Когда греческий император спросил Кирилла, пойдет ли он к хазарам, тот отвечал, что в такой путь готов отправиться голым и босым. Даубманнус *** считает, что Кирилл этим хотел сказать, что для подготовки к пути времени ему нужно столько же, сколько требуется для того, чтобы пешком пройти от Царьграда до Крыма, так как Кирилл во сне тогда все еще был неграмотным и не знал, как отомкнуть сон изнутри, то есть не умел пробудиться тогда, когда сам хочет. Все же он взялся за эту задачу, по пути, в Херсонесе, выучил еврейский и перевел еврейскую грамматику на греческий, готовясь таким образом к предстоящей полемике.

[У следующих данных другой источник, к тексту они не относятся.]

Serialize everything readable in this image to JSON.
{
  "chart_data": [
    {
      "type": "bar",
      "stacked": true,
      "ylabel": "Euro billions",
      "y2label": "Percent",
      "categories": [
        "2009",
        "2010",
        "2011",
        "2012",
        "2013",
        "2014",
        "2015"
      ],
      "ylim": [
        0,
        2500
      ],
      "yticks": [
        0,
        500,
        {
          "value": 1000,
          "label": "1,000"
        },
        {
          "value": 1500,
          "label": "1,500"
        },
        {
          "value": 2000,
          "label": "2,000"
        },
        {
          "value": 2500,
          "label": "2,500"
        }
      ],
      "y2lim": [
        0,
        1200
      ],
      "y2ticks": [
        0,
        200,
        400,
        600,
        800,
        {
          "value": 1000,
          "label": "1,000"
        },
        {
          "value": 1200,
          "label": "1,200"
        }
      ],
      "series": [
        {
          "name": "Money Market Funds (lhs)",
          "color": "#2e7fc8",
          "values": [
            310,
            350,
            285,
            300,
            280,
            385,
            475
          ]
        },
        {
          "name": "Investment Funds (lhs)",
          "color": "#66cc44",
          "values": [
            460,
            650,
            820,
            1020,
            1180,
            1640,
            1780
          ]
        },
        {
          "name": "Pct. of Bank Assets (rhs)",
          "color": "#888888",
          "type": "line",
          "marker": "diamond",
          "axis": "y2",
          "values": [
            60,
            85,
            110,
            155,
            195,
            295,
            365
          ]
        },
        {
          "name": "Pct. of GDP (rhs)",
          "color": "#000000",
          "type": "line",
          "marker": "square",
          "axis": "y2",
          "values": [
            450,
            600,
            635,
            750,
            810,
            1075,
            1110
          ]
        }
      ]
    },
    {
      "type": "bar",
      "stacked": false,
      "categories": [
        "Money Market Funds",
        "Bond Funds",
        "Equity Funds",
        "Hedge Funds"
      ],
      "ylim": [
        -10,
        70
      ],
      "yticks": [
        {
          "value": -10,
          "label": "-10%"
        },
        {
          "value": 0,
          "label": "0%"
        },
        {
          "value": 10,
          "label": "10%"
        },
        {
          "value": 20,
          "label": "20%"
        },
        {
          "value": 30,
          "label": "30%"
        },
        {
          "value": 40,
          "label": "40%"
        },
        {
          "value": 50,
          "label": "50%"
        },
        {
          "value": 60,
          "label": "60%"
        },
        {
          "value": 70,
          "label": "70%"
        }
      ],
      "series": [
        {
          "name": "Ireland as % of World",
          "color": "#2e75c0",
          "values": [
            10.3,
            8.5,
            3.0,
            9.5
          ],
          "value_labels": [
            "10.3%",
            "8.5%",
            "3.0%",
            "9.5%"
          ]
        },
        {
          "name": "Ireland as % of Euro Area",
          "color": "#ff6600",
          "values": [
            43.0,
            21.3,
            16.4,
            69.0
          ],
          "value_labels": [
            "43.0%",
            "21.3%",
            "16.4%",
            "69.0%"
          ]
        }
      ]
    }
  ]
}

Вместе со своим братом Мефодием * Константин прошел Меотское озеро и Каспийские ворота Кавказских гор, и здесь их встретил выехавший навстречу гонец кагана. Он спросил Константина Философа, почему при разговоре тот всегда держит перед собой книгу, в то время как хазары всю свою мудрость извлекают из груди, как будто заранее ее проглотили. Константин ответил ему, что без книги чувствует себя нагим, а кто поверит нагому, что у него много одежды? Хазарский гонец был послан навстречу Кириллу и Мефодию из хазарской столицы Итиль в Саркел на Дону, откуда он и прибыл в Херсонес. Он препроводил византийских посланцев в Семендер на Каспийском море, где была летняя резиденция кагана. Здесь и состоялась полемика. Еврейский и сарацинский представители были уже на месте, и когда был задан вопрос, каким должен быть его ранг за ужином, Константин ответил: «Дед мой был великим и прославленным, он стоял рядом с царем, но после того, как по собственной воле отказался от славы, был изгнан и, придя на чужбину, стал бедняком. Там-то я и родился, и я в поисках старой дедовой чести не преуспел: ведь я сын Адама, а точнее, внук».